Abstract :
[fr] Les mouvements paysans dont La Via Campesina s’organisent pour dénoncer les violations
dont ils sont les victimes, et critiquer les impacts négatifs du système capitaliste néolibéral sur
leurs modes de vie. En contrepartie, ils défendent le renforcement de leur autonomie à travers
l’agroécologie et mobilisent le cadre des droits de l’homme, n’hésitant pas à le modeler pour
l’adapter à leurs revendications et créer de nouveaux droits. L’on se pose alors la question de
l’enjeu de l’utilisation du droit pour les revendications paysannes. L’usage du « master frame »
des droits humains présente des opportunités pour les mouvements sociaux, aussi bien au niveau de leur structuration interne que pour légitimer leurs revendications sous une forme
universaliste. Pourtant, cet usage du droit n’est pas sans comporter certaines difficultés, dont le
danger, face au « paradoxe de l’institutionnalisation », de l’expropriation des mouvements de
leur combat, par les experts des droits de l’homme, qui imposent un jargon juridique, et qui
« dé-radicalisent » les revendications afin qu’elles s’inscrivent dans un cadre défini par les
institutions officielles.
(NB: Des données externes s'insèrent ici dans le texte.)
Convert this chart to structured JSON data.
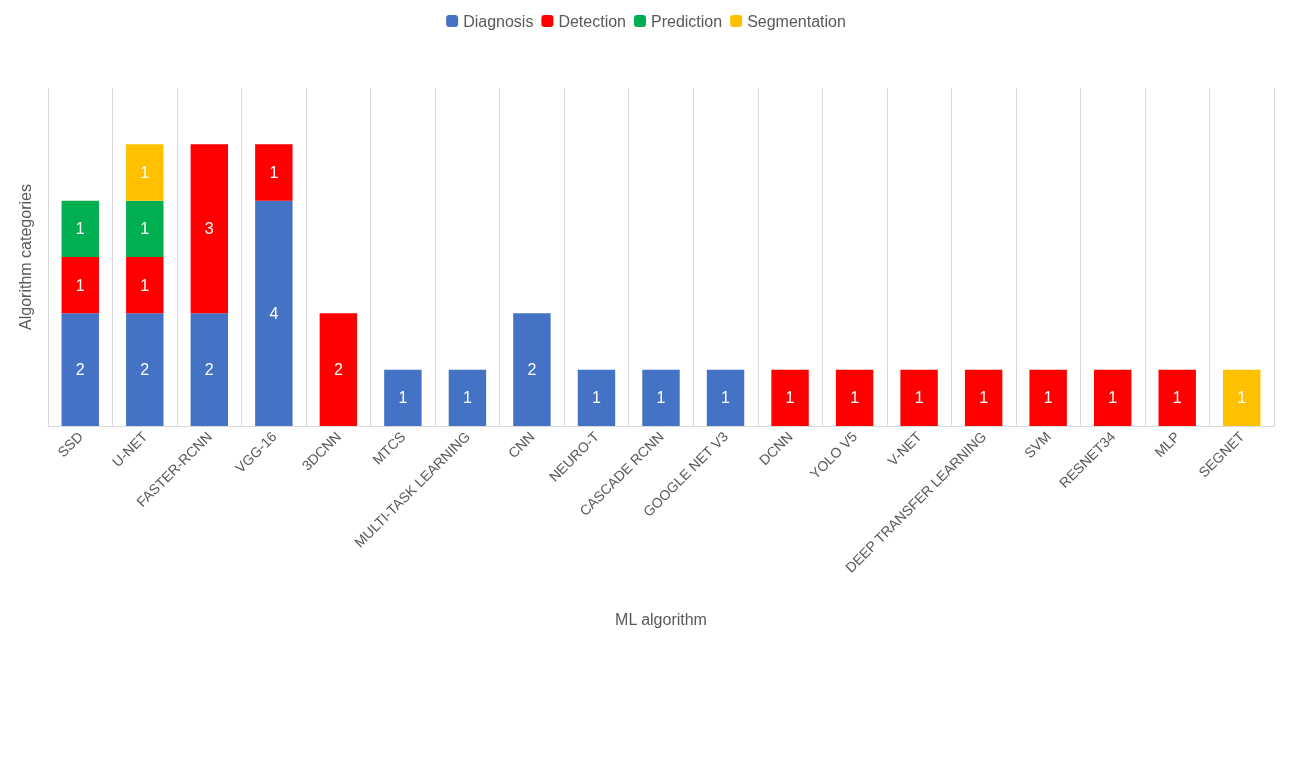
{
  "chart_data": {
    "type": "bar",
    "stacked": true,
    "xlabel": "ML algorithm",
    "ylabel": "Algorithm categories",
    "categories": [
      "SSD",
      "U-NET",
      "FASTER-RCNN",
      "VGG-16",
      "3DCNN",
      "MTCS",
      "MULTI-TASK LEARNING",
      "CNN",
      "NEURO-T",
      "CASCADE RCNN",
      "GOOGLE NET V3",
      "DCNN",
      "YOLO V5",
      "V-NET",
      "DEEP TRANSFER LEARNING",
      "SVM",
      "RESNET34",
      "MLP",
      "SEGNET"
    ],
    "series": [
      {
        "name": "Diagnosis",
        "color": "#4472c4",
        "values": [
          2,
          2,
          2,
          4,
          null,
          1,
          1,
          2,
          1,
          1,
          1,
          null,
          null,
          null,
          null,
          null,
          null,
          null,
          null
        ]
      },
      {
        "name": "Detection",
        "color": "#ff0000",
        "values": [
          1,
          1,
          3,
          1,
          2,
          null,
          null,
          null,
          null,
          null,
          null,
          1,
          1,
          1,
          1,
          1,
          1,
          1,
          null
        ]
      },
      {
        "name": "Prediction",
        "color": "#00b050",
        "values": [
          1,
          1,
          null,
          null,
          null,
          null,
          null,
          null,
          null,
          null,
          null,
          null,
          null,
          null,
          null,
          null,
          null,
          null,
          null
        ]
      },
      {
        "name": "Segmentation",
        "color": "#ffc000",
        "values": [
          null,
          1,
          null,
          null,
          null,
          null,
          null,
          null,
          null,
          null,
          null,
          null,
          null,
          null,
          null,
          null,
          null,
          null,
          1
        ]
      }
    ],
    "ylim": [
      0,
      6
    ],
    "data_labels": true,
    "grid": "x",
    "legend": "top",
    "tick_labels": "x"
  }
}
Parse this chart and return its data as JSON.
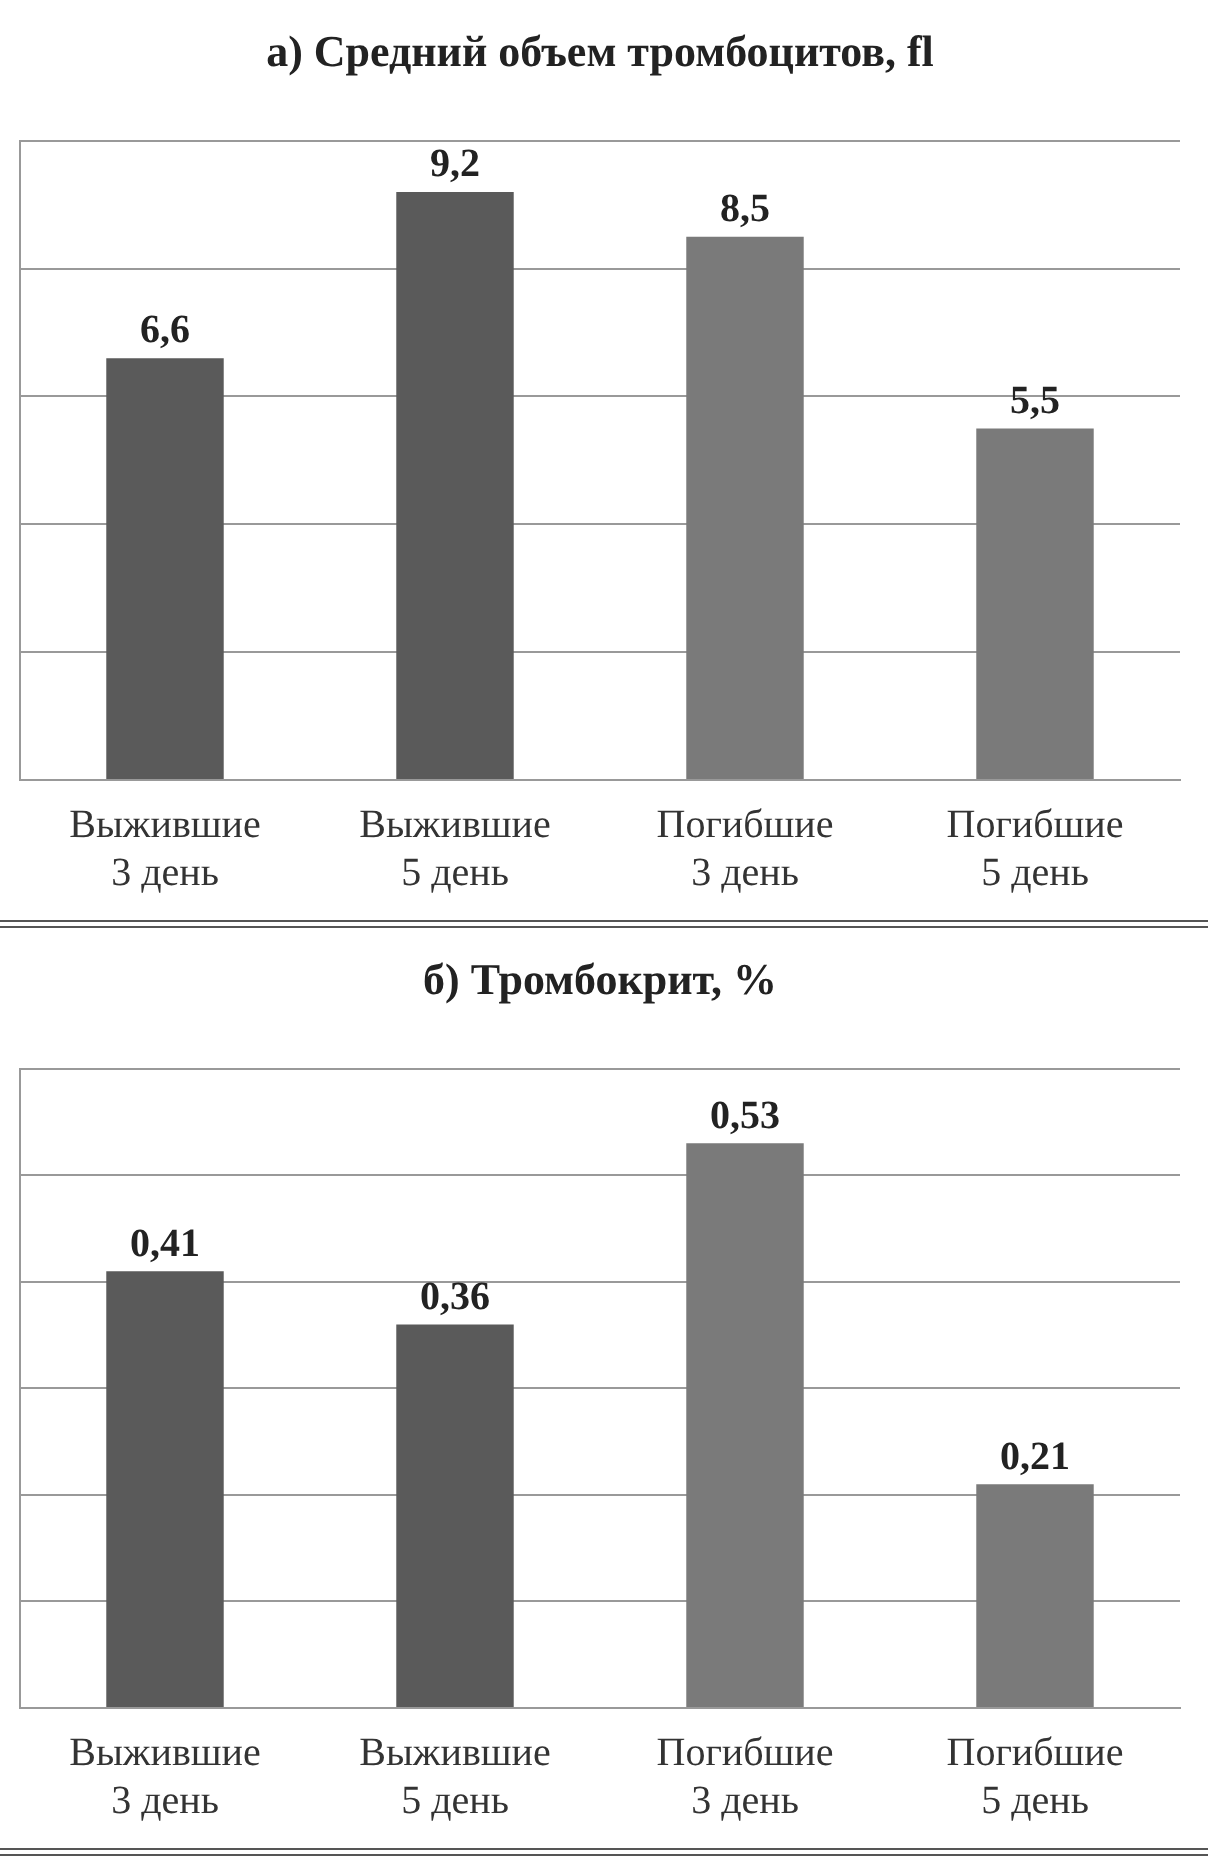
{
  "chart_data": [
    {
      "type": "bar",
      "title": "а) Средний объем тромбоцитов, fl",
      "categories": [
        "Выжившие 3 день",
        "Выжившие 5 день",
        "Погибшие 3 день",
        "Погибшие 5 день"
      ],
      "values": [
        6.6,
        9.2,
        8.5,
        5.5
      ],
      "value_labels": [
        "6,6",
        "9,2",
        "8,5",
        "5,5"
      ],
      "colors": [
        "#5a5a5a",
        "#5a5a5a",
        "#7a7a7a",
        "#7a7a7a"
      ],
      "grid": "y",
      "tick_labels": "x"
    },
    {
      "type": "bar",
      "title": "б) Тромбокрит, %",
      "categories": [
        "Выжившие 3 день",
        "Выжившие 5 день",
        "Погибшие 3 день",
        "Погибшие 5 день"
      ],
      "values": [
        0.41,
        0.36,
        0.53,
        0.21
      ],
      "value_labels": [
        "0,41",
        "0,36",
        "0,53",
        "0,21"
      ],
      "colors": [
        "#5a5a5a",
        "#5a5a5a",
        "#7a7a7a",
        "#7a7a7a"
      ],
      "grid": "y",
      "tick_labels": "x"
    }
  ]
}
Par ailleurs, l’on s’est proposé d’explorer trois enjeux particuliers soulevés
par le projet de Déclaration sur les droits des paysans et des autres personnes travaillant dans
les zones rurales des Nations Unies : (1) la question que pose la définition des destinataires de
la Déclaration, sachant que l’ambition est d’inclure l’ensemble des personnes travaillant en
milieu rural ; (2) la légitimité de revendiquer des droits catégoriels dans un système de droits de
l’homme universels ; (3) le potentiel politique des revendications formulées en terme de droits
humains. En particulier, le point essentiel parmi ces trois enjeux se situe dans l’articulation à
trouver entre, d’une part, la volonté d’une reconnaissance de la spécificité paysanne et des
violations dont sont victimes les paysans, et d’autre part, le souhait de contribuer à l’espace
public de discussion mondiale, concernant les enjeux de modèles de production, de systèmes
économiques, de faim dans le monde et de réponses aux changements climatiques. C’est
également à travers cette articulation que se révèle la difficulté du Conseil des droits de
l’homme, sachant qu’il ne s’agit plus de se limiter à une conception étroite des droits mais bien
d’intégrer ces nouvelles dimensions qui apparaissent tout aussi fondamentales que les droits de
l’homme pour le respect de la dignité. Il semble, par conséquent, que seule une
démocratisation des débats, initiée par l’ouverture des négociations à la société civile,
permettra de surmonter le défi posé par la rencontre de ces deux exigences.